JALUR ILEGAL

Hendra Wiguna
Chapter #23

Turun Gunung

Tentu saja aku panik. Namun, setelah memperhatikan mereka, sepertinya hanya aku yang tidak mengalaminya. Dalam keadaan was-was, aku pun mulai berjalan mundur, berbalik, lalu segera berlari menjauh dari mereka menuju batu tebing itu. Aku berniat akan memanjat tebing itu dengan melewati seberang celah sempit itu.

Akan tetapi, sebelum mencapai tebing itu, aku teringat ponselku yang hancur. Aku pun berbalik dan kembali untuk mengambilnya, siapa tahu memory card di dalamnya tidak ikut hancur. Dan benar saja. Setelah aku pungut kembali dan membukanya, benda kecil penyimpan data itu masih utuh. Aku pun memasukkannya ke dalam saku dan langsung segera berlari kembali.

Aaaaaaarghhhh!

Tiba-tiba saja pekik suara teriakan panjang dan mengerung-erung terdengar dari arah mereka. Aku terkesiap dan berhenti berlari lalu berbalik untuk melihat apa yang terjadi. Rupanya mereka sedang mengamuk, bergerak tidak karuan, seperti ada yang sedang mengganggunya.

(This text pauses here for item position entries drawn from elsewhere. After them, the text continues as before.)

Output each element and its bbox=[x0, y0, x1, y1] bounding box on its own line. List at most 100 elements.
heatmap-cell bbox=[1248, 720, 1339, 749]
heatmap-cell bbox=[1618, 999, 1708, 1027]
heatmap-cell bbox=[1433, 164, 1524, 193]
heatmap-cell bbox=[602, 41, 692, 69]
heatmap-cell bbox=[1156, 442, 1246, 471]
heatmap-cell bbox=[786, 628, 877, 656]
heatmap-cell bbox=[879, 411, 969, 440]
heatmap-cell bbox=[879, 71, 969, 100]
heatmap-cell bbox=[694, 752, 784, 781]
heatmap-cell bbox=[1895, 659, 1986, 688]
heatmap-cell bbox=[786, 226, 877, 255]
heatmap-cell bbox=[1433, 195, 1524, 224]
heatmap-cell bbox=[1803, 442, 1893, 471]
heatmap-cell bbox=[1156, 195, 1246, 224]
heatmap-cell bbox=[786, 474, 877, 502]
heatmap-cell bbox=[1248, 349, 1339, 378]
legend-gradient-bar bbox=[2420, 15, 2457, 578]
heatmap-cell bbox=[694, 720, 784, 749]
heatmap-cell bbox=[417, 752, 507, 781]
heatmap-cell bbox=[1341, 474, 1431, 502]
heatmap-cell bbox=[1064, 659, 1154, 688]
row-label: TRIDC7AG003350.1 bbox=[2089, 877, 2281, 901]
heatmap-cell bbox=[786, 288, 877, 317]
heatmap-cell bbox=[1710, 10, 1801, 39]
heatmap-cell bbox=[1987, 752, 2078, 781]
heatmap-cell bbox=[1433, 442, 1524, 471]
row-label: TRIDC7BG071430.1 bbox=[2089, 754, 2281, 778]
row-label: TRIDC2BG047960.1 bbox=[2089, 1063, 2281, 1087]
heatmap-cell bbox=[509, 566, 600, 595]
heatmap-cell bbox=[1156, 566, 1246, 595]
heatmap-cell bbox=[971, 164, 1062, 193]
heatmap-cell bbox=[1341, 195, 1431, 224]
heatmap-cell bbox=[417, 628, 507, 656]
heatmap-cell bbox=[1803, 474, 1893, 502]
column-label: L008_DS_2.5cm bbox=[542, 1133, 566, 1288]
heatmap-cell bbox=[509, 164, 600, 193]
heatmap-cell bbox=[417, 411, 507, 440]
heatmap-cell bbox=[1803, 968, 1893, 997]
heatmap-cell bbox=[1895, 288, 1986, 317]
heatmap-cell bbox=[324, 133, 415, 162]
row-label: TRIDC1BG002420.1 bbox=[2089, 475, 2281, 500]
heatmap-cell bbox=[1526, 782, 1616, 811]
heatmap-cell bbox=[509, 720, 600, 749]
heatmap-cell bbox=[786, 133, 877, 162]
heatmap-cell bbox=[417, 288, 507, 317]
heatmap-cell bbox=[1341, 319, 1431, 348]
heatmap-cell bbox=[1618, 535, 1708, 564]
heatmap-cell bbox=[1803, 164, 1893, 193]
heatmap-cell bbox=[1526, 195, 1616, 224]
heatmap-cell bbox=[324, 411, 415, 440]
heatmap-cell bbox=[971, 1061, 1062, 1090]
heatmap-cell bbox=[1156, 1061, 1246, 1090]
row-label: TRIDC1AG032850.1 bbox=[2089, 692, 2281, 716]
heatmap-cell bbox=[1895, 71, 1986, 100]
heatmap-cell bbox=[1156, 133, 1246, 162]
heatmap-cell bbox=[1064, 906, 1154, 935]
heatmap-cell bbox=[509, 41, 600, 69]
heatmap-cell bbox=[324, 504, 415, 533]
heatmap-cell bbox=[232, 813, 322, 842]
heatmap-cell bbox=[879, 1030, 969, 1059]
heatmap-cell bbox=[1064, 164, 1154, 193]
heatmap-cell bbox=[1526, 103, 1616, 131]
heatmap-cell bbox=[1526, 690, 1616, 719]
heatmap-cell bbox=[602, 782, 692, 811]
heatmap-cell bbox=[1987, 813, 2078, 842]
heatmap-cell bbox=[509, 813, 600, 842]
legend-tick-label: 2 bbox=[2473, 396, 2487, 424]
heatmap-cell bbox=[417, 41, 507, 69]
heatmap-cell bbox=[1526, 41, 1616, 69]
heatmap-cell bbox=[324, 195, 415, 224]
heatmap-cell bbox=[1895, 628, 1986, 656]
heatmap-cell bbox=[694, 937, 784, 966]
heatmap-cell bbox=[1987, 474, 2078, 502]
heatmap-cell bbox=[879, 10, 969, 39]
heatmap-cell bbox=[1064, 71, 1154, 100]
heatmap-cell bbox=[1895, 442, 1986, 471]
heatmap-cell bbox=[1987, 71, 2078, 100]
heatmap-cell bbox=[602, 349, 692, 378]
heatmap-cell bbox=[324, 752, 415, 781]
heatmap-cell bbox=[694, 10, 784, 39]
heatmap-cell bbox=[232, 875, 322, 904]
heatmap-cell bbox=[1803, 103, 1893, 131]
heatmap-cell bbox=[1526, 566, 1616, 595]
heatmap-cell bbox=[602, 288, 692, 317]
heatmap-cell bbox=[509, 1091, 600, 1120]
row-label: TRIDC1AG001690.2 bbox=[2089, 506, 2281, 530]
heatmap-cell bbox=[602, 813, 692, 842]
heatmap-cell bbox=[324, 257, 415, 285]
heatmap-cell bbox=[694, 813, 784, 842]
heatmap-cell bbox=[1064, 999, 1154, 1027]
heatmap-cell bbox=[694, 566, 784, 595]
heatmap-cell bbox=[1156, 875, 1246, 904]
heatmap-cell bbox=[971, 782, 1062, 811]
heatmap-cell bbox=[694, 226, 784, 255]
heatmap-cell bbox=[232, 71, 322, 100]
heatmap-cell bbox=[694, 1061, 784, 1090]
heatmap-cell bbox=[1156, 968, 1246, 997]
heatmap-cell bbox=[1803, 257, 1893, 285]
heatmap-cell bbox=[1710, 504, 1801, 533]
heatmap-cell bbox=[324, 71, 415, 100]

Tak lama setelah aku perhatikan dengan seksama, ternyata di antara kabut tebal itu, muncul tangan-tangan hitam raksasa yang sedang menggenggam tubuh mereka. Tidak hanya satu melainkan banyak. Dan ketika aku menengadah ke atas, samar terlihat tiga sosok wajah raksasa menyeramkan dengan tanduk hitam seperti domba. Wajah-wajah itu tampak melotot geram.

Aku terkesiap dan panik. Apakah sebenarnya yang aku lihat itu? Jin? Para penunggu hutan ini yang terganggu? Aku tak percaya dengan apa yang aku lihat.

Hatiku mulai ciut. Lalu satu wajah raksasa itu langsung melihat ke arahku. Panik. Aku pun segera berbalik dan berlari kembali menuju tebing itu.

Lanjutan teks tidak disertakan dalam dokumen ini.